Sadness threatened to crush Rev. Risher’s spirit, but becoming an outspoken gun violence prevention activist helped her heal. “You never get over it. You never do,” she says. “Helping somebody else has always been my service, what I have done with my life,” she adds. “Even though this horrific tragedy has happened, I can feel good about what God has allowed me to do and the doors God has opened for me to walk through.”
In addition to her unshakable faith, Rev. Risher says writing her forthcoming memoir, For Such a Time as This: Hope and Forgiveness After the Charleston Massacre, and learning how to forgive Dylan Roof, the man who slaughtered her mother, helped her feel like herself again. But it wasn’t easy.
“My sister, Nadine Collier, was the first person to talk about forgiving him, at the bond hearing, 48 hours after everything happened. And when I heard that come out her voice I screamed because it was like, what, forgiveness?” she recalls.“Forgiveness is one of the hallmarks of the Christian faith but yet, even as a pastor, I could not get there,” she admits.

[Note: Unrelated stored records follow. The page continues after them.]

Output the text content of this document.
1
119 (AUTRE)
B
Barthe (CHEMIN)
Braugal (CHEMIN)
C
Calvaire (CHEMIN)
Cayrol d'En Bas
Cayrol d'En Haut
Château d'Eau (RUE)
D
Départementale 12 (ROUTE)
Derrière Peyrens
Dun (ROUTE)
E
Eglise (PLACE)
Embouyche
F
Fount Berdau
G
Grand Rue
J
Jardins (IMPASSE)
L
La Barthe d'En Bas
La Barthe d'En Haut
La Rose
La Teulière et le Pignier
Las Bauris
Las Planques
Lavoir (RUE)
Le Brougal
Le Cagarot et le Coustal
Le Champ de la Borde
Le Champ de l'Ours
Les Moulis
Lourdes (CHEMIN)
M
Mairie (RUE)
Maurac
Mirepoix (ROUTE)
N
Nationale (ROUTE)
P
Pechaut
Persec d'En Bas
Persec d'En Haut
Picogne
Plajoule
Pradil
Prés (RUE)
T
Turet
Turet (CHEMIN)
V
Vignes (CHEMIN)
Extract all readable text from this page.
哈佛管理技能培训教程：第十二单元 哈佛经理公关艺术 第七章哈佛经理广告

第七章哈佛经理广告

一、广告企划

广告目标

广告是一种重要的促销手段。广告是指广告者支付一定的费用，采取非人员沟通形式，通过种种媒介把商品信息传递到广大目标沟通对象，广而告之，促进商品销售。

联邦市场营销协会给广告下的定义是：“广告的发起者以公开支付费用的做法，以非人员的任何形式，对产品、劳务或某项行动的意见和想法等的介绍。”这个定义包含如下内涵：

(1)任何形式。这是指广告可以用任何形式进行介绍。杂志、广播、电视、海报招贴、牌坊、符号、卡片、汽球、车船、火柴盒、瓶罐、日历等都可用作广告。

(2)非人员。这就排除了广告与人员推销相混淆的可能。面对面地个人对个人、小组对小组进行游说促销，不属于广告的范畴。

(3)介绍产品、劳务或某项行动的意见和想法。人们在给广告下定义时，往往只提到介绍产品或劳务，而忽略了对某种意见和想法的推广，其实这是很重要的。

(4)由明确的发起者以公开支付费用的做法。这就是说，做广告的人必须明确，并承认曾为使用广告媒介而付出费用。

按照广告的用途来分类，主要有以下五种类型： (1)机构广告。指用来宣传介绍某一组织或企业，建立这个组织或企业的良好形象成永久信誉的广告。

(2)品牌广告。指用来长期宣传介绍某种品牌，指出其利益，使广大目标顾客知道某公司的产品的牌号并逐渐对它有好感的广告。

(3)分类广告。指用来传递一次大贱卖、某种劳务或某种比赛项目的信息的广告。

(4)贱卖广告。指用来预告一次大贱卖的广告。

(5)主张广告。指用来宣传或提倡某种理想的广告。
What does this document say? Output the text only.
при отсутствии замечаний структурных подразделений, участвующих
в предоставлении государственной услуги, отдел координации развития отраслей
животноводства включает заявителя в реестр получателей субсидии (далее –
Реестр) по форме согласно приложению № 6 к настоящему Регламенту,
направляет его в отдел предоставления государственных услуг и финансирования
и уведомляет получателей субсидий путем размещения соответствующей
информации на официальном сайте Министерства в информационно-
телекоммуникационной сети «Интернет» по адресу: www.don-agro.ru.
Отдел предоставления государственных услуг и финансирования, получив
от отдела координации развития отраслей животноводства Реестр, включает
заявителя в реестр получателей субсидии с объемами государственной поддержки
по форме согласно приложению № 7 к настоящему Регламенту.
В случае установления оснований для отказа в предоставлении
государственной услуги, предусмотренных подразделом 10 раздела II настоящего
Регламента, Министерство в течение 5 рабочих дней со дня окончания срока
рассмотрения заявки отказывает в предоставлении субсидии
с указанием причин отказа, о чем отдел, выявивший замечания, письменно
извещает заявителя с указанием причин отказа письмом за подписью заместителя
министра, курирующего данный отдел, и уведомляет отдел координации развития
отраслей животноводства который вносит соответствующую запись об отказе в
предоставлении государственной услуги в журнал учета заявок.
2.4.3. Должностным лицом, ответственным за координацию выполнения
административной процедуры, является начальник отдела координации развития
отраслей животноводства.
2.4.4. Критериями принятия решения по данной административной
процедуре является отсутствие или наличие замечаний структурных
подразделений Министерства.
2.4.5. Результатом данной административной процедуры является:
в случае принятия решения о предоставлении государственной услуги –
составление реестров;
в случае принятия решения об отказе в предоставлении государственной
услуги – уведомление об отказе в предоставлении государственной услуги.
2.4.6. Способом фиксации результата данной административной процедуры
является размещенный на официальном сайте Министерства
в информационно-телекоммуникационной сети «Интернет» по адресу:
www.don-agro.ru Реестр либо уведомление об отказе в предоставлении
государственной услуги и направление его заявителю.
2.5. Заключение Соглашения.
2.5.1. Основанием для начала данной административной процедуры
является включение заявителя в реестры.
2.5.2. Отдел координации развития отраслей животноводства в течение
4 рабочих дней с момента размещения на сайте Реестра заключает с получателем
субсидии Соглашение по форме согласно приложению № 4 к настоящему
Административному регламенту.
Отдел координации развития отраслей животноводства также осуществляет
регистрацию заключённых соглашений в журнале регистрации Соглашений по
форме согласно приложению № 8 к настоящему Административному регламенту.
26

Two years later, however, Rev. Risher was able to follow in her sister’s footsteps. “[That’s] really when I started to feel like I’m me. I didn’t have to carry all of that anger and rage,” she says. “I was really able to come to terms with what he did, and not hold on to that because it doesn’t define me, that it’s a part of what happened, but it doesn’t define everything that I do.”